Lo si capisce proprio dalla bozza trapelata e dal modo in cui i due leader ne danno conto sui propri canali social: dentro – lo dice pure un deputato, la bozza ottenuta dall’Huffington Post conteneva “un copia-incolla di entrambi i programmi, non fa fede” – ci sono contenuti di natura in gran parte ancora elettorali. Abbozzati, scritti male, formalmente privi di senso politico e spesso fuori da ogni grazia istituzionale e costituzionale.
La situazione non può che essere questa, considerando che si tratta della versione a cui i saggi caraibici stavano lavorando appena domenica scorsa, con Mattarella a contare i secondi. Trattasi di fumo negli occhi perché un governo con quel programma, anche se partisse, non arriverebbe mai da nessuna parte.
L’unico paragrafo da prendere sul serio, oltre alla fantasmagoria economica e fiscale che pure non va sottovalutata per quanto si commenti da sé (furto ai giovani con la riforma della Fornero, crisi finanziaria assai probabile, shock dei mercati nella fiducia sui nostri strumenti e sui conti), sta nelle righe dedicate al misterioso “comitato di conciliazione”: una specie di governo ombra, solo che nei Paesi democratici il governo ombra lo mette in piedi l’opposizione per condurre un controllo più stringente sulle azioni dell’esecutivo.

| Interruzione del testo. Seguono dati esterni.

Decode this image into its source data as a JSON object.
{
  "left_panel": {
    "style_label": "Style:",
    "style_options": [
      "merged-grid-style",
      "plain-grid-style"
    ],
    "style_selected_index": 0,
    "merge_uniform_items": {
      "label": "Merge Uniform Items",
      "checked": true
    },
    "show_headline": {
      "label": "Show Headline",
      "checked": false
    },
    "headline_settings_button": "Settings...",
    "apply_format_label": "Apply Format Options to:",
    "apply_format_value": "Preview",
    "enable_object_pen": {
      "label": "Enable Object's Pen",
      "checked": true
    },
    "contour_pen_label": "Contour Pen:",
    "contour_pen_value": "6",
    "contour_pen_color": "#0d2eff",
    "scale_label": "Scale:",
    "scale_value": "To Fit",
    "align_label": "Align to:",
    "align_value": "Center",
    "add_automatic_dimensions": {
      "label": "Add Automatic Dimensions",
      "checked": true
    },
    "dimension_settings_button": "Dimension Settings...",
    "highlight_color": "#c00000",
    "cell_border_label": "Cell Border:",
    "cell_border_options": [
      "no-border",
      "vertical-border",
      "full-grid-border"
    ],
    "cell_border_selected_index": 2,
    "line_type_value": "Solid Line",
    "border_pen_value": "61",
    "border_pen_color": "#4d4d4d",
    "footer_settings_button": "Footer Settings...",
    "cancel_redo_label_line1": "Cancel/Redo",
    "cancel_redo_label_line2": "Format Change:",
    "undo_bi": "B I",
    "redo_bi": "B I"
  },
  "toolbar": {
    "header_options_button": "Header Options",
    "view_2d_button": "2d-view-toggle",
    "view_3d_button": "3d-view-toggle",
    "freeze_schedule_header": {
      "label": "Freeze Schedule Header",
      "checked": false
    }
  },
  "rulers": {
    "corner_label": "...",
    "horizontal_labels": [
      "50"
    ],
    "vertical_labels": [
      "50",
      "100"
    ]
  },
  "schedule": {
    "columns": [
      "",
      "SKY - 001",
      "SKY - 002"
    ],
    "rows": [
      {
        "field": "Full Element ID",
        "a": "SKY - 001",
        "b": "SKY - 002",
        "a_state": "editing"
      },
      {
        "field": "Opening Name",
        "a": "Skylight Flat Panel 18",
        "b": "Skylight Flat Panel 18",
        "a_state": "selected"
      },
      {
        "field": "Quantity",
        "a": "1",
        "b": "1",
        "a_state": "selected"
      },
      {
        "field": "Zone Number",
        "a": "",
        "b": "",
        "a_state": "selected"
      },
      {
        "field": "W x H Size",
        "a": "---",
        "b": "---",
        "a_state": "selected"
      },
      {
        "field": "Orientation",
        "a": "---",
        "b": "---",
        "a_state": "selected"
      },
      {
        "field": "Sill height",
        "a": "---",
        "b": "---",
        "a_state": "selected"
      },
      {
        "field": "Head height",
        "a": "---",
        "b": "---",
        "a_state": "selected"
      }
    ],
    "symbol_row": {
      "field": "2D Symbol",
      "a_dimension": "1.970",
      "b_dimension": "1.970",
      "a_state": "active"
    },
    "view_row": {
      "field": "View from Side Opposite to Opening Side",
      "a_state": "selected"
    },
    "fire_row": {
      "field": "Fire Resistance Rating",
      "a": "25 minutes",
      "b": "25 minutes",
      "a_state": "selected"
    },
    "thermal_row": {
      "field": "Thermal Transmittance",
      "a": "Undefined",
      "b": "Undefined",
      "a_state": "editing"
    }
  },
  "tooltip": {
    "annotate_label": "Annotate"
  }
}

Nella macelleria italica invece, cucendo la testa di Di Maio e il cervello di Salvini, questa specie di soviet supremissimo penta-carrocciato e controllato via smartphone dalla Casaleggio dovrebbe intervenire nelle eventuali crisi di rigetto scatenate dal rischioso xenotrapianto istituzionale. Col rischio di sostituirsi al Consiglio dei Ministri, l’unico organismo deputato a qualsiasi scelta che riguardi ciascun italiano.